The Greek tax authority AADE is being equipped with three new digital “scanners” that will detect potential violations in real-time, utilizing artificial intelligence (AI), digital data, and advanced analytical techniques. The “smart” tools were presented at a special AADE event, attended by authority officials and representatives from the European Union and the Swedish Tax Authority. These include:
1.AI predictive models: A pilot AI and machine learning system will prioritize tax audit cases based on the probability of tax deviation. This way, audits will focus where risk is highest, utilizing modern prediction techniques integrated into risk analysis.
2.Next-generation risk analysis: This “super weapon” enables audit mechanisms to focus on high tax risk cases. The system introduces unified case selection criteria and combines data from Taxis, myDATA, Property Registry, banks, GEMI and EFKA. Additionally, random sampling maintains the element of unpredictability, enhancing the accuracy and effectiveness of tax audits.
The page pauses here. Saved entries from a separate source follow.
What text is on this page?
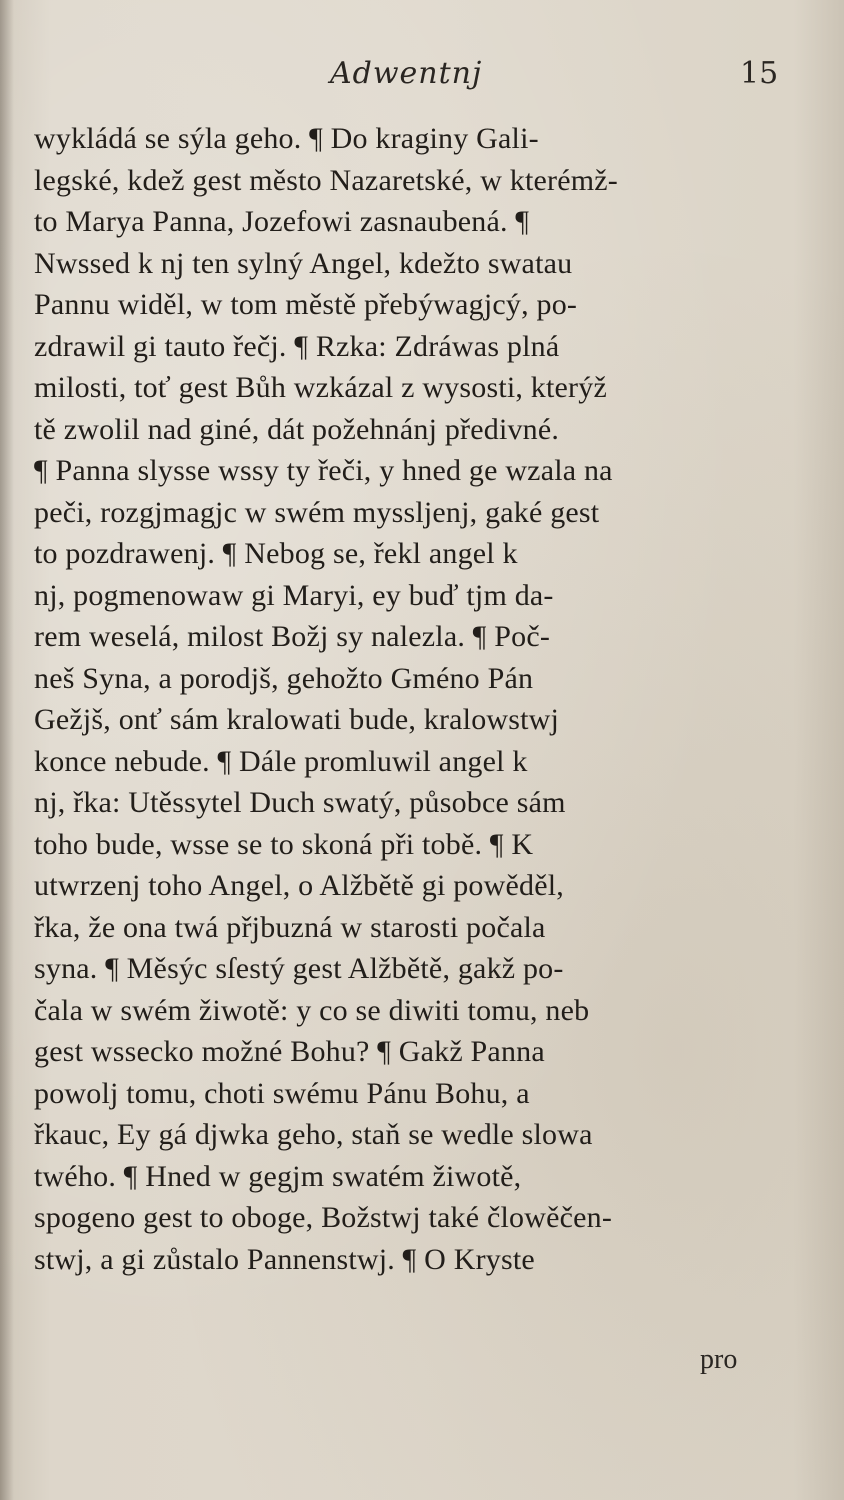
Adwentnj	15
wykládá se sýla geho. ¶ Do kraginy Gali-
legské, kdež gest město Nazaretské, w kterémž-
to Marya Panna, Jozefowi zasnaubená. ¶
Nwssed k nj ten sylný Angel, kdežto swatau
Pannu widěl, w tom městě přebýwagjcý, po-
zdrawil gi tauto řečj. ¶ Rzka: Zdráwas plná
milosti, toť gest Bůh wzkázal z wysosti, kterýž
tě zwolil nad giné, dát požehnánj předivné.
¶ Panna slysse wssy ty řeči, y hned ge wzala na
peči, rozgjmagjc w swém myssljenj, gaké gest
to pozdrawenj. ¶ Nebog se, řekl angel k
nj, pogmenowaw gi Maryi, ey buď tjm da-
rem weselá, milost Božj sy nalezla. ¶ Poč-
neš Syna, a porodjš, gehožto Gméno Pán
Gežjš, onť sám kralowati bude, kralowstwj
konce nebude. ¶ Dále promluwil angel k
nj, řka: Utěssytel Duch swatý, působce sám
toho bude, wsse se to skoná při tobě. ¶ K
utwrzenj toho Angel, o Alžbětě gi powěděl,
řka, že ona twá přjbuzná w starosti počala
syna. ¶ Měsýc sſestý gest Alžbětě, gakž po-
čala w swém žiwotě: y co se diwiti tomu, neb
gest wsseckо možné Bohu? ¶ Gakž Panna
powolj tomu, choti swému Pánu Bohu, a
řkauc, Ey gá djwka geho, staň se wedle slowa
twého. ¶ Hned w gegjm swatém žiwotě,
spogeno gest to oboge, Božstwj také člowěčen-
stwj, a gi zůstalo Pannenstwj. ¶ O Kryste
pro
3. E-commerce and cryptocurrency guide: The new manual standardizes audit steps for digital platforms and cryptocurrency transactions, emphasizing undeclared income, VAT discrepancies, and digital traces of illegal transactions. This gives AADE tools to monitor e-commerce and the digital economy in real-time.
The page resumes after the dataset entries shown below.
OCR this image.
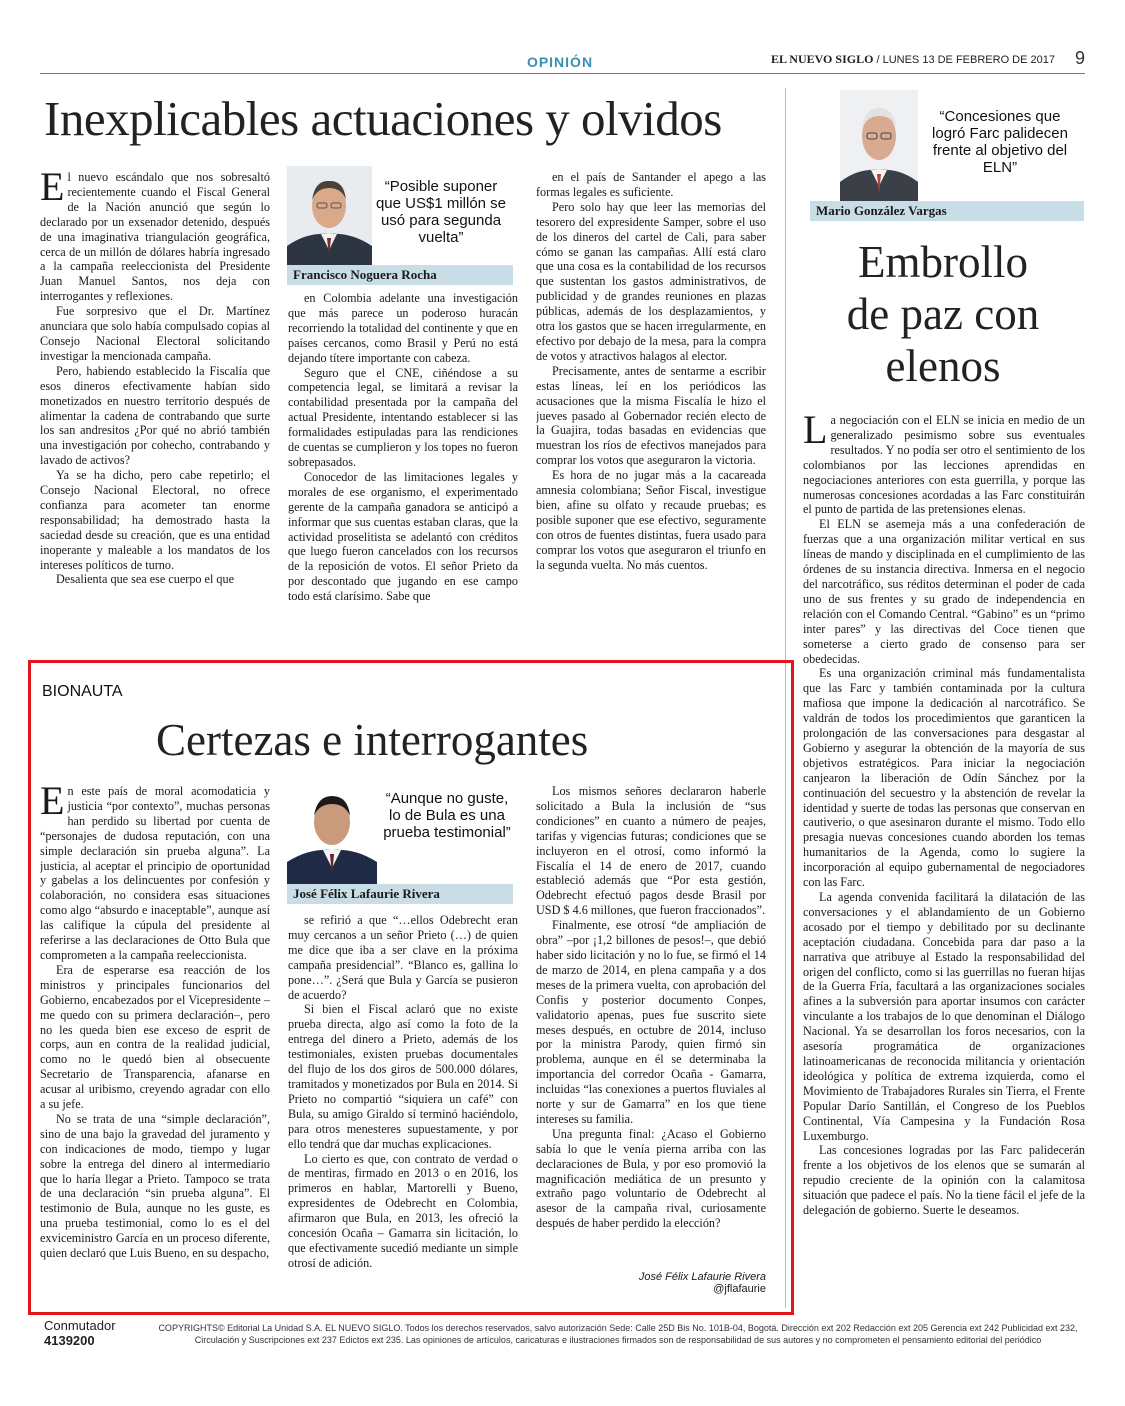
OPINIÓN	EL NUEVO SIGLO / LUNES 13 DE FEBRERO DE 2017 9
Inexplicables actuaciones y olvidos

El nuevo escándalo que nos sobresaltó recientemente cuando el Fiscal General de la Nación anunció que según lo declarado por un exsenador detenido, después de una imaginativa triangulación geográfica, cerca de un millón de dólares habría ingresado a la campaña reeleccionista del Presidente Juan Manuel Santos, nos deja con interrogantes y reflexiones.

Fue sorpresivo que el Dr. Martínez anunciara que solo había compulsado copias al Consejo Nacional Electoral solicitando investigar la mencionada campaña.

Pero, habiendo establecido la Fiscalía que esos dineros efectivamente habían sido monetizados en nuestro territorio después de alimentar la cadena de contrabando que surte los san andresitos ¿Por qué no abrió también una investigación por cohecho, contrabando y lavado de activos?

Ya se ha dicho, pero cabe repetirlo; el Consejo Nacional Electoral, no ofrece confianza para acometer tan enorme responsabilidad; ha demostrado hasta la saciedad desde su creación, que es una entidad inoperante y maleable a los mandatos de los intereses políticos de turno.

Desalienta que sea ese cuerpo el que

“Posible suponer que US$1 millón se usó para segunda vuelta”
Francisco Noguera Rocha

en Colombia adelante una investigación que más parece un poderoso huracán recorriendo la totalidad del continente y que en países cercanos, como Brasil y Perú no está dejando títere importante con cabeza.

Seguro que el CNE, ciñéndose a su competencia legal, se limitará a revisar la contabilidad presentada por la campaña del actual Presidente, intentando establecer si las formalidades estipuladas para las rendiciones de cuentas se cumplieron y los topes no fueron sobrepasados.

Conocedor de las limitaciones legales y morales de ese organismo, el experimentado gerente de la campaña ganadora se anticipó a informar que sus cuentas estaban claras, que la actividad proselitista se adelantó con créditos que luego fueron cancelados con los recursos de la reposición de votos. El señor Prieto da por descontado que jugando en ese campo todo está clarísimo. Sabe que

en el país de Santander el apego a las formas legales es suficiente.

Pero solo hay que leer las memorias del tesorero del expresidente Samper, sobre el uso de los dineros del cartel de Cali, para saber cómo se ganan las campañas. Allí está claro que una cosa es la contabilidad de los recursos que sustentan los gastos administrativos, de publicidad y de grandes reuniones en plazas públicas, además de los desplazamientos, y otra los gastos que se hacen irregularmente, en efectivo por debajo de la mesa, para la compra de votos y atractivos halagos al elector.

Precisamente, antes de sentarme a escribir estas líneas, leí en los periódicos las acusaciones que la misma Fiscalía le hizo el jueves pasado al Gobernador recién electo de la Guajira, todas basadas en evidencias que muestran los ríos de efectivos manejados para comprar los votos que aseguraron la victoria.

Es hora de no jugar más a la cacareada amnesia colombiana; Señor Fiscal, investigue bien, afine su olfato y recaude pruebas; es posible suponer que ese efectivo, seguramente con otros de fuentes distintas, fuera usado para comprar los votos que aseguraron el triunfo en la segunda vuelta. No más cuentos.

“Concesiones que logró Farc palidecen frente al objetivo del ELN”
Mario González Vargas
Embrollo
de paz con
elenos

La negociación con el ELN se inicia en medio de un generalizado pesimismo sobre sus eventuales resultados. Y no podía ser otro el sentimiento de los colombianos por las lecciones aprendidas en negociaciones anteriores con esta guerrilla, y porque las numerosas concesiones acordadas a las Farc constituirán el punto de partida de las pretensiones elenas.

El ELN se asemeja más a una confederación de fuerzas que a una organización militar vertical en sus líneas de mando y disciplinada en el cumplimiento de las órdenes de su instancia directiva. Inmersa en el negocio del narcotráfico, sus réditos determinan el poder de cada uno de sus frentes y su grado de independencia en relación con el Comando Central. “Gabino” es un “primo inter pares” y las directivas del Coce tienen que someterse a cierto grado de consenso para ser obedecidas.

Es una organización criminal más fundamentalista que las Farc y también contaminada por la cultura mafiosa que impone la dedicación al narcotráfico. Se valdrán de todos los procedimientos que garanticen la prolongación de las conversaciones para desgastar al Gobierno y asegurar la obtención de la mayoría de sus objetivos estratégicos. Para iniciar la negociación canjearon la liberación de Odín Sánchez por la continuación del secuestro y la abstención de revelar la identidad y suerte de todas las personas que conservan en cautiverio, o que asesinaron durante el mismo. Todo ello presagia nuevas concesiones cuando aborden los temas humanitarios de la Agenda, como lo sugiere la incorporación al equipo gubernamental de negociadores con las Farc.

La agenda convenida facilitará la dilatación de las conversaciones y el ablandamiento de un Gobierno acosado por el tiempo y debilitado por su declinante aceptación ciudadana. Concebida para dar paso a la narrativa que atribuye al Estado la responsabilidad del origen del conflicto, como si las guerrillas no fueran hijas de la Guerra Fría, facultará a las organizaciones sociales afines a la subversión para aportar insumos con carácter vinculante a los trabajos de lo que denominan el Diálogo Nacional. Ya se desarrollan los foros necesarios, con la asesoría programática de organizaciones latinoamericanas de reconocida militancia y orientación ideológica y política de extrema izquierda, como el Movimiento de Trabajadores Rurales sin Tierra, el Frente Popular Darío Santillán, el Congreso de los Pueblos Continental, Vía Campesina y la Fundación Rosa Luxemburgo.

Las concesiones logradas por las Farc palidecerán frente a los objetivos de los elenos que se sumarán al repudio creciente de la opinión con la calamitosa situación que padece el país. No la tiene fácil el jefe de la delegación de gobierno. Suerte le deseamos.

BIONAUTA
Certezas e interrogantes

En este país de moral acomodaticia y justicia “por contexto”, muchas personas han perdido su libertad por cuenta de “personajes de dudosa reputación, con una simple declaración sin prueba alguna”. La justicia, al aceptar el principio de oportunidad y gabelas a los delincuentes por confesión y colaboración, no considera esas situaciones como algo “absurdo e inaceptable”, aunque así las califique la cúpula del presidente al referirse a las declaraciones de Otto Bula que comprometen a la campaña reeleccionista.

Era de esperarse esa reacción de los ministros y principales funcionarios del Gobierno, encabezados por el Vicepresidente –me quedo con su primera declaración–, pero no les queda bien ese exceso de esprit de corps, aun en contra de la realidad judicial, como no le quedó bien al obsecuente Secretario de Transparencia, afanarse en acusar al uribismo, creyendo agradar con ello a su jefe.

No se trata de una “simple declaración”, sino de una bajo la gravedad del juramento y con indicaciones de modo, tiempo y lugar sobre la entrega del dinero al intermediario que lo haría llegar a Prieto. Tampoco se trata de una declaración “sin prueba alguna”. El testimonio de Bula, aunque no les guste, es una prueba testimonial, como lo es el del exviceministro García en un proceso diferente, quien declaró que Luis Bueno, en su despacho,

“Aunque no guste, lo de Bula es una prueba testimonial”
José Félix Lafaurie Rivera

se refirió a que “…ellos Odebrecht eran muy cercanos a un señor Prieto (…) de quien me dice que iba a ser clave en la próxima campaña presidencial”. “Blanco es, gallina lo pone…”. ¿Será que Bula y García se pusieron de acuerdo?

Si bien el Fiscal aclaró que no existe prueba directa, algo así como la foto de la entrega del dinero a Prieto, además de los testimoniales, existen pruebas documentales del flujo de los dos giros de 500.000 dólares, tramitados y monetizados por Bula en 2014. Si Prieto no compartió “siquiera un café” con Bula, su amigo Giraldo sí terminó haciéndolo, para otros menesteres supuestamente, y por ello tendrá que dar muchas explicaciones.

Lo cierto es que, con contrato de verdad o de mentiras, firmado en 2013 o en 2016, los primeros en hablar, Martorelli y Bueno, expresidentes de Odebrecht en Colombia, afirmaron que Bula, en 2013, les ofreció la concesión Ocaña – Gamarra sin licitación, lo que efectivamente sucedió mediante un simple otrosí de adición.

Los mismos señores declararon haberle solicitado a Bula la inclusión de “sus condiciones” en cuanto a número de peajes, tarifas y vigencias futuras; condiciones que se incluyeron en el otrosí, como informó la Fiscalía el 14 de enero de 2017, cuando estableció además que “Por esta gestión, Odebrecht efectuó pagos desde Brasil por USD $ 4.6 millones, que fueron fraccionados”.

Finalmente, ese otrosí “de ampliación de obra” –por ¡1,2 billones de pesos!–, que debió haber sido licitación y no lo fue, se firmó el 14 de marzo de 2014, en plena campaña y a dos meses de la primera vuelta, con aprobación del Confis y posterior documento Conpes, validatorio apenas, pues fue suscrito siete meses después, en octubre de 2014, incluso por la ministra Parody, quien firmó sin problema, aunque en él se determinaba la importancia del corredor Ocaña - Gamarra, incluidas “las conexiones a puertos fluviales al norte y sur de Gamarra” en los que tiene intereses su familia.

Una pregunta final: ¿Acaso el Gobierno sabía lo que le venía pierna arriba con las declaraciones de Bula, y por eso promovió la magnificación mediática de un presunto y extraño pago voluntario de Odebrecht al asesor de la campaña rival, curiosamente después de haber perdido la elección?

José Félix Lafaurie Rivera
@jflafaurie
Conmutador
4139200
COPYRIGHTS© Editorial La Unidad S.A. EL NUEVO SIGLO. Todos los derechos reservados, salvo autorización Sede: Calle 25D Bis No. 101B-04, Bogotá. Dirección ext 202 Redacción ext 205 Gerencia ext 242 Publicidad ext 232, Circulación y Suscripciones ext 237 Edictos ext 235. Las opiniones de artículos, caricaturas e ilustraciones firmados son de responsabilidad de sus autores y no comprometen el pensamiento editorial del periódico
Combating tax evasion: How AADE’s “scanners” are fed and operate
The new technological tools give AADE the ability to utilize data that was previously lost in the maze of traditional audits. Continuous data flows from myDATA, Digital Customer Registry, Digital Shipping Document, and Electronic Invoicing allow audit services to observe the market and transactions in real-time. These systems now also function as “alarm bells” for targeted audits. Operationally, case selection now occurs through a centralized system that “scores” risks for cases under review, based on multiple criteria analysis, providing complete oversight and supervision of audits to AADE management. The system is based on a combination of models for targeted audits by sector, depending on available reliable data, while maintaining traditional random sampling to identify new forms of tax evasion outside the program.